I recently met the NSPCC, the Internet Watch Foundation and the police forces that deal with this issue, and they told me that there are easy technological fixes when someone uploads something to a site with end-to-end encryption. For those who do not know, we use such sites all the time—our WhatsApp groups, and Facebook Messenger, are end-to-end encryption sites. We are not talking about scary sites that we have not heard of, or Telegram, which we hear might be a bit iffy; these are sites that we all use every single day. Those organisations told me that, before someone uploads something and it becomes encrypted, their image or message is screened. It is screened for bugs to ensure that they are not sharing viruses, but equally it could be screened for child sexual abuse images. That would stop children even sharing these images in the first place, and it would stop the images’ collection and sharing with other paedophiles.

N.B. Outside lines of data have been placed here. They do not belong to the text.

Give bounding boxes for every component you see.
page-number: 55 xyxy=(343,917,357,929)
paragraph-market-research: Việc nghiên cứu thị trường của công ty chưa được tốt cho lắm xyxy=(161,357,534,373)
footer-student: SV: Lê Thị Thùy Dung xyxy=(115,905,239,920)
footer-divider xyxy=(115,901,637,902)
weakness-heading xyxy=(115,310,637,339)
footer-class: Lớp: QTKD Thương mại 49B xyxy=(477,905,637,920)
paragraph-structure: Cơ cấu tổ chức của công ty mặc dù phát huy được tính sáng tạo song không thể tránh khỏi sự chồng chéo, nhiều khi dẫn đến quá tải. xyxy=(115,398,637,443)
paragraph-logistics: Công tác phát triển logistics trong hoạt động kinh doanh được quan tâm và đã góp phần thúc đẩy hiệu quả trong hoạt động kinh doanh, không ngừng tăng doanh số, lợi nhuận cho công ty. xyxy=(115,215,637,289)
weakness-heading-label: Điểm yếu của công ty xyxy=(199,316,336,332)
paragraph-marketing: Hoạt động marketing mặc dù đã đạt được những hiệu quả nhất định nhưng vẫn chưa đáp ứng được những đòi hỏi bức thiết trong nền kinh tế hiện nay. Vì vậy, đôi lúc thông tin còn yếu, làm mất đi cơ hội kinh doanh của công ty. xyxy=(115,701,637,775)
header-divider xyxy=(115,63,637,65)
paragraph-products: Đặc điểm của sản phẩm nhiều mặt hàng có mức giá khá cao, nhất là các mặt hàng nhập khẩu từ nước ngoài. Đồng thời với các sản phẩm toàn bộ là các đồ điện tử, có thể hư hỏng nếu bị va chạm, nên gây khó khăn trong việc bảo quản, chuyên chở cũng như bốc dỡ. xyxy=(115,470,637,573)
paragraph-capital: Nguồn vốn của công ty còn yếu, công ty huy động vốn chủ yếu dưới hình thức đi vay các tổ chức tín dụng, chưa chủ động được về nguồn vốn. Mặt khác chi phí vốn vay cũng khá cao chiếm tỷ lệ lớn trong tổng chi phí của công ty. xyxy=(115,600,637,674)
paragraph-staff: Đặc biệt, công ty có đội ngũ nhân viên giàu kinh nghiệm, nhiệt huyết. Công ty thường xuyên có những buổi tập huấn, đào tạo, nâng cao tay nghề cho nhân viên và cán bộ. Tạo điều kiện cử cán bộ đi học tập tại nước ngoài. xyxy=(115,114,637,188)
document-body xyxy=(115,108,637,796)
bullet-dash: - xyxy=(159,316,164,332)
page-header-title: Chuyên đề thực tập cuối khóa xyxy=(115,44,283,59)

My hon. Friend the Member for Rugby (John Slinger) is absolutely right: 63% of British parents want the Government to go further and faster, and 50% feel that our implementation has been too slow. That is not surprising; it took seven years to get this piece of legislation through, and the reality is that, by that time, half of it was out of date, because technology moves faster than Parliament.
Lizzi Collinge
My hon. Friend has been talking about the dangers that children are exposed to. Does she believe that parents are equipped to talk to their children about these dangers? Is there more we can do to support parents to have frank conversations with their children about the risks of sharing images and talking to people online?
Emily Darlington
I completely agree. As parents, we all want to be able to have those conversations, but because of the way the algorithms work, we do not see what they see. We say, “Yes, you can download this game, because it has a 4+ rating.” Who knows what a 4+ rating actually means? It has nothing to with the BBFC ratings that we all grew up with and understand really well. Somebody else has decided what is all right and made up the 4+ rating.
For example, Roblox looks as if it is child-ready, but many people might not understand that it is a platform on which anyone can develop a game. Those games can involve grooming children and sexual violence; they are not all about the silly dances that children do in the schoolyard. That platform is inhabited equally by children as it is by adults.